Con il secondo motivo di ricorso il ricorrente denuncia omesso esame di fatti decisivi per il giudizio e la violazione e falsa applicazione del D.Lgs. n. 286 del 1998, art. 5, comma 6 in riferimento all’art. 360 c.p.c., comma 1, n. 5, in quanto il Tribunale di Milano, nonostante la situazione di vulnerabilità e le violenze subite dal ricorrente non ha riconosciuto il diritto alla protezione umanitaria.

Il ricorso è fondato e deve essere accolto in ordine ai due motivi di merito.

In riferimento ai presupposti per la concessione della protezione sussidiaria il Giudice infatti ha ritenuto l’assenza di situazioni di violenza indiscriminata e conflitto armato interno o internazionale nel paese d’origine ed escluso così il diritto alla protezione sussidiaria facendo riferimento alle notizie risultanti da numerosi siti internet tutti relativi al Bangladesh (mentre il paese di provenienza del ricorrente è il Gambia) elencati a pag. 5 della sentenza da cui ha evinto che non vi sono situazioni critiche di sicurezza e di ordine pubblico nel Gambia.

In ordine alla verifica delle condizioni per il riconoscimento della protezione umanitaria – al pari di quanto avviene per il giudizio di riconoscimento dello status di rifugiato politico e della protezione sussidiaria – incombe sul giudice il dovere di cooperazione istruttoria officiosa, così come previsto dal D.Lgs. n. 25 del 2008, art. 8 in ordine all’accertamento della situazione oggettiva relativa al Paese di origine.

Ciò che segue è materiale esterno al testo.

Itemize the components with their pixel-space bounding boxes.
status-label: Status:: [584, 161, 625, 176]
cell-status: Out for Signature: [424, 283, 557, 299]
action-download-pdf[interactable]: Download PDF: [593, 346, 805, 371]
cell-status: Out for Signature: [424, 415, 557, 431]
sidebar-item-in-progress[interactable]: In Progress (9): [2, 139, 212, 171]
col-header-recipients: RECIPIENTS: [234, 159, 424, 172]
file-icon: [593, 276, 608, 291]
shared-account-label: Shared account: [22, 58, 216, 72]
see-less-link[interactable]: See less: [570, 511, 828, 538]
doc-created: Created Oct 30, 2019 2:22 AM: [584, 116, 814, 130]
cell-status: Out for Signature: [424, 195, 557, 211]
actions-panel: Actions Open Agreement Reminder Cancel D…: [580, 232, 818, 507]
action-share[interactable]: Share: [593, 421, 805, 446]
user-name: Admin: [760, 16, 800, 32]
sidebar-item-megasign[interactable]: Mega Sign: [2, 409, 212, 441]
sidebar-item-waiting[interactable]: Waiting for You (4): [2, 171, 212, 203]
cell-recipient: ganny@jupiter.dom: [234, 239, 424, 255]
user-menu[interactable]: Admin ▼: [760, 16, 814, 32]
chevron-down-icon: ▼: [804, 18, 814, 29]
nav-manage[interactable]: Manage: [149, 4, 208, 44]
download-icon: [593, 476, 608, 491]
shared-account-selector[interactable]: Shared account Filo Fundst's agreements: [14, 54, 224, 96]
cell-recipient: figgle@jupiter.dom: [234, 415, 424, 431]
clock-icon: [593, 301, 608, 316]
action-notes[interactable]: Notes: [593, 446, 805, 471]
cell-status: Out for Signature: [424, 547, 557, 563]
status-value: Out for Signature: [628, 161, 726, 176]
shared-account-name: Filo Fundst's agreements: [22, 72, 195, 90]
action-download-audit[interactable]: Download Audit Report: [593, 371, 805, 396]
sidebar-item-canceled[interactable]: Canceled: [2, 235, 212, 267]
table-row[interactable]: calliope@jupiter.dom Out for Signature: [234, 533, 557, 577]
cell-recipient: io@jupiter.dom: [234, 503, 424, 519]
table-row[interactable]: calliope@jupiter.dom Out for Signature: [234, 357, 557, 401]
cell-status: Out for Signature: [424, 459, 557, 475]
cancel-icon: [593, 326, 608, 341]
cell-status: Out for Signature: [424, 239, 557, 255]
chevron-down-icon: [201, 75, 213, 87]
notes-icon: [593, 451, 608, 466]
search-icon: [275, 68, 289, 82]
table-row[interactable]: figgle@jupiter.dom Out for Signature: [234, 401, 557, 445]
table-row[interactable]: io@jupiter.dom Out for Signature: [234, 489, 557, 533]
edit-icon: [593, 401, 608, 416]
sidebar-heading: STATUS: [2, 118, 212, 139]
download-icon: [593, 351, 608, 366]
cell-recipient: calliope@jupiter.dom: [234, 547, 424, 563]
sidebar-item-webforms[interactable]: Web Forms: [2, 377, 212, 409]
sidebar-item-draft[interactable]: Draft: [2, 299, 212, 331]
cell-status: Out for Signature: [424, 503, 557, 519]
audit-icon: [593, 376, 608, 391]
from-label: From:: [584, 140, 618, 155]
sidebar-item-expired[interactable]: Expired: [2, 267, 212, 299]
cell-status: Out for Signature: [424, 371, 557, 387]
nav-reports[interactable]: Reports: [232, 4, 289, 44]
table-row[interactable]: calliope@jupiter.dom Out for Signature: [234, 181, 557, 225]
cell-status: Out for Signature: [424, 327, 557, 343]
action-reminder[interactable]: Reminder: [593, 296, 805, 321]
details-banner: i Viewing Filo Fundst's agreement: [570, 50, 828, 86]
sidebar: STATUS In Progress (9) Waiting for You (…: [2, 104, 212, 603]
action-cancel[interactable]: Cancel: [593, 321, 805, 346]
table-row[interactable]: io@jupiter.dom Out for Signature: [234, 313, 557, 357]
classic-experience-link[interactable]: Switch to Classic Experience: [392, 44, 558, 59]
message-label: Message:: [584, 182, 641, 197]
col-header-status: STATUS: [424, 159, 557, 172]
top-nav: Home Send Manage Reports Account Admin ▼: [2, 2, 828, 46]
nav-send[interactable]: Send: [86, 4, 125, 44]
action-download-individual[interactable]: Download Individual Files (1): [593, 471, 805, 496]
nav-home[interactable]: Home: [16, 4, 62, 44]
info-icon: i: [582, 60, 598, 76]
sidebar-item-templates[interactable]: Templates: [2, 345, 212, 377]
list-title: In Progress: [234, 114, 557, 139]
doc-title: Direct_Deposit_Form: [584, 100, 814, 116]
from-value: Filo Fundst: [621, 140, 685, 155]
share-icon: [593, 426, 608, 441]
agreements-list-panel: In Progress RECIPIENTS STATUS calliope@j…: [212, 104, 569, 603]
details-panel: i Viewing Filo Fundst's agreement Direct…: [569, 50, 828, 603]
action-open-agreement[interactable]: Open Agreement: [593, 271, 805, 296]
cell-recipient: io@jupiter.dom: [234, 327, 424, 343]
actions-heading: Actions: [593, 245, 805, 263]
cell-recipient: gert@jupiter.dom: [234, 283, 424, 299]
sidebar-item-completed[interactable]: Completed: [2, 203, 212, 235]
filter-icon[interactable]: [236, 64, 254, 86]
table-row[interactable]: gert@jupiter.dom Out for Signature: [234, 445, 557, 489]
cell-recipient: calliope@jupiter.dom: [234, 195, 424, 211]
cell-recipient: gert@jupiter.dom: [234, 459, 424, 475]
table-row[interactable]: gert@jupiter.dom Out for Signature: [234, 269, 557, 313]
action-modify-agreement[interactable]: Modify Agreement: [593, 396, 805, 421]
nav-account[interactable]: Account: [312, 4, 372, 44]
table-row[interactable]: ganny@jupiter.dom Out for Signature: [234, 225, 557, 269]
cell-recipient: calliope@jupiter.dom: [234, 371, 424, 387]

Nella specie, il Tribunale ha violato il suddetto principio di cooperazione istruttoria, avendo ritenuto che i fatti lamentati non costituiscano un ostacolo al rimpatrio nè integrino una situazione di vulnerabilità o un’esposizione seria alla lesione dei diritti fondamentali della persona senza tuttavia indagare in concreto se le fattispecie illustrate dal ricorrente possano effettivamente rappresentare un presupposto per la concessione della protezione umanitaria alla luce della disciplina antecedente al D.L. 4 ottobre 2018, n. 13 convertito nella L. 1 dicembre 2018, n. 132, non applicabile alla fattispecie non avendo tale normativa efficacia retroattiva secondo l’orientamento recentemente espresso da questa Corte (Cass.19/2/2019 n. 4890).

Per quanto sopra il ricorso proposto deve essere accolto in ordine ai primi due motivi, cassato il decreto impugnato con rinvio al Tribunale di Milano in diversa composizione anche per le spese del giudizio di legittimità.

PQM

accoglie i primi due motivi di ricorso nei termini di cui in motivazione, rigetta il terzo, quarto e quinto, cassa il decreto impugnato rinvia al Tribunale di Milano in diversa composizione, cui demanda di provvedere anche sulle spese del giudizio di legittimità.

Così deciso in Roma, nella camera di consiglio della prima sezione Corte di Cassazione, il 6 marzo 2019.